1) Основу генетического анализа составляет гибридологический метод(система скрещиваний), основанный на анализе наследования признаков при скрещиваниях. Гибридологический метод, основы которого разработал основатель современной генетики Г. Мендель, основан на следующих принципах:

- Скрещиваемые организмы должны принадлежать к одному виду.

- Скрещиваемые организмы должны четко отличаться по отдельным признакам.

- Изучаемые признаки должны быть константны: воспроизводиться из поколения в поколение при скрещивании в пределах линии.

- Необходимы характеристика и количественный учет всех классов расщепления.

2) Для изучения человека используют генеалогический метод – составление родословных. С помощью данного метода определяют доминантный или рецессивный признак, сцеплен или не сцеплен с полом, хромосомная или митохондриальная наследственность, было доказано, что гемофилия – рецессивный сцепленный с полом признак, который идет от королевы Виктории.

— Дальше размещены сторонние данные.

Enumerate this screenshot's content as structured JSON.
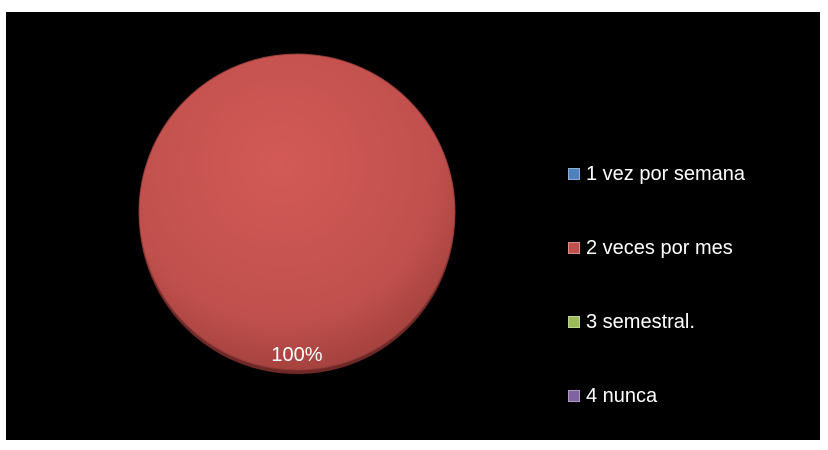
{
  "chart_data": {
    "type": "pie",
    "title": "",
    "categories": [
      "1 vez por semana",
      "2 veces por mes",
      "3 semestral.",
      "4 nunca"
    ],
    "values": [
      0,
      100,
      0,
      0
    ],
    "data_labels": [
      "",
      "100%",
      "",
      ""
    ],
    "colors": [
      "#4F81BD",
      "#C0504D",
      "#9BBB59",
      "#8064A2"
    ],
    "legend_position": "right",
    "background": "#000000"
  }
}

3)Молекулярный (или биохимический метод). С помощью него изучают нуклеиновые кислоты, и как реализуется генетическая информация.

4) Цитогенетический метод – на уровне клетки изучаются компоненты, связанные с наследственностью, в основном хромос омы (22 пара хромосом – самая маленькая, 1 пара- самая большая). Учитывается количество хромосом (если больше – болезнь дауна; нарушения в 5 хромосоме – синдром кошачьего крика). Также с помощью этого метода получают арбузы без семечек более сладкие.

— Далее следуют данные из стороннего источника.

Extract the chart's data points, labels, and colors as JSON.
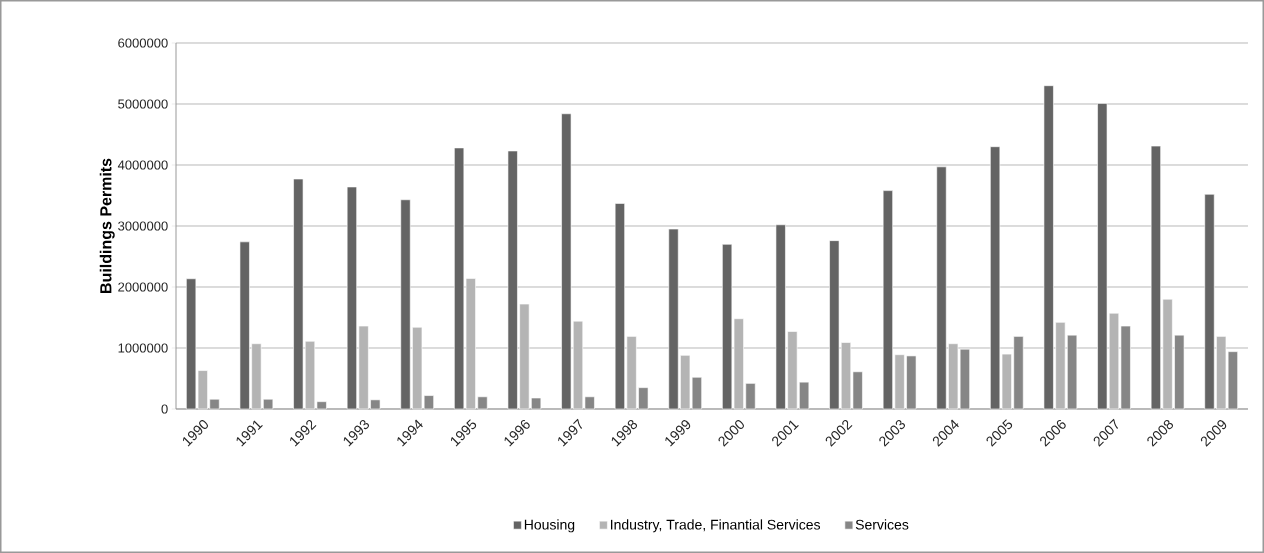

5) Онтогенетический метод. Позволяет ответить на вопрос, как в процессе онтогенеза осуществляется реализация генетической информации и регуляция активности генов (как на одном этапе отключаются одни гены и включаются другие). Пример: бывают молчащие гены, у быка гены, отвечающие за молоко.

В 2003 году установили:

-обнаружен самый короткий ген (20 нуклеотидов) у гормона счастья.

-самый длинный ген – 2,5 млн нуклеотидов (у миодистрофина).

6) Популяционный метод – изучение на уровне популяции: прогнозы распространения мутаций, о близкородственных браках, количественно оценивают распределение особей разных генотипов в популяции.

7) Мутационный анализ – получение мутаций (например, чтобы получить полиплоидные культуры, улучшенные породы животных). Позволяет установить особенности, закономерности и механизмы мутагенеза. Тесно связан с цитогенетическим методом.

8) Статический метод – Мендель ввел количественный учет, чтобы выявить закономерны или случайны результаты.

Генетическая символика.

Кроме гибридологического метода Г.Мендель предложил систему записей скрещивания, которая пользуются и по сей день ученые всего мира. Система обозначений следующая:

Р — обозначает родителей (от латинского слова Parenta — родители);

F — с цифровым индексом обозначает последующие поколения (от лат.Filii — дети);

«х» — скрещивание особей, женский организм (записывается первым) обозначается символом «зеркало Венеры - ♀» мужской организм — символом «щит и копье Марса ♂», гены обозначаются буквами латинского алфавита: доминантные признаки — прописными А, рецессивные — строчными а.

 

Априорные формулы

(3:1)ⁿ - расщепление по фенотипу

(1:2:1)ⁿ- расщепление по генотипу

Где n – число генов

Количество гамет, образуемых организмом

N=2ⁿ

Где n – число генов в гетерозиготном состоянии

При наследовании признаки не смешиваются – наследственность носит ДИСКРЕТНЫЙ характер. Разные признаки наследуются независимо друг от друга. Третий закон Менделя – закон независимого наследования признаков (независимое комбинирование генов). Независимое наследование признаков объясняется независимым поведением разных пар хромосом в ходе МЕЙОЗА. При мейозе гомологичные хромосомы разных пар комбинируются в гаметах случайным образом. Если в гамету попала отцовская хромосома первой пары, то с равной вероятностью в эту гамету может попасть как отцовская, так и материнская хромосома второй пары. Поэтому признаки, гены которых находятся в разных парах гомологичных хромосом, комбинируются независимо друг от друга.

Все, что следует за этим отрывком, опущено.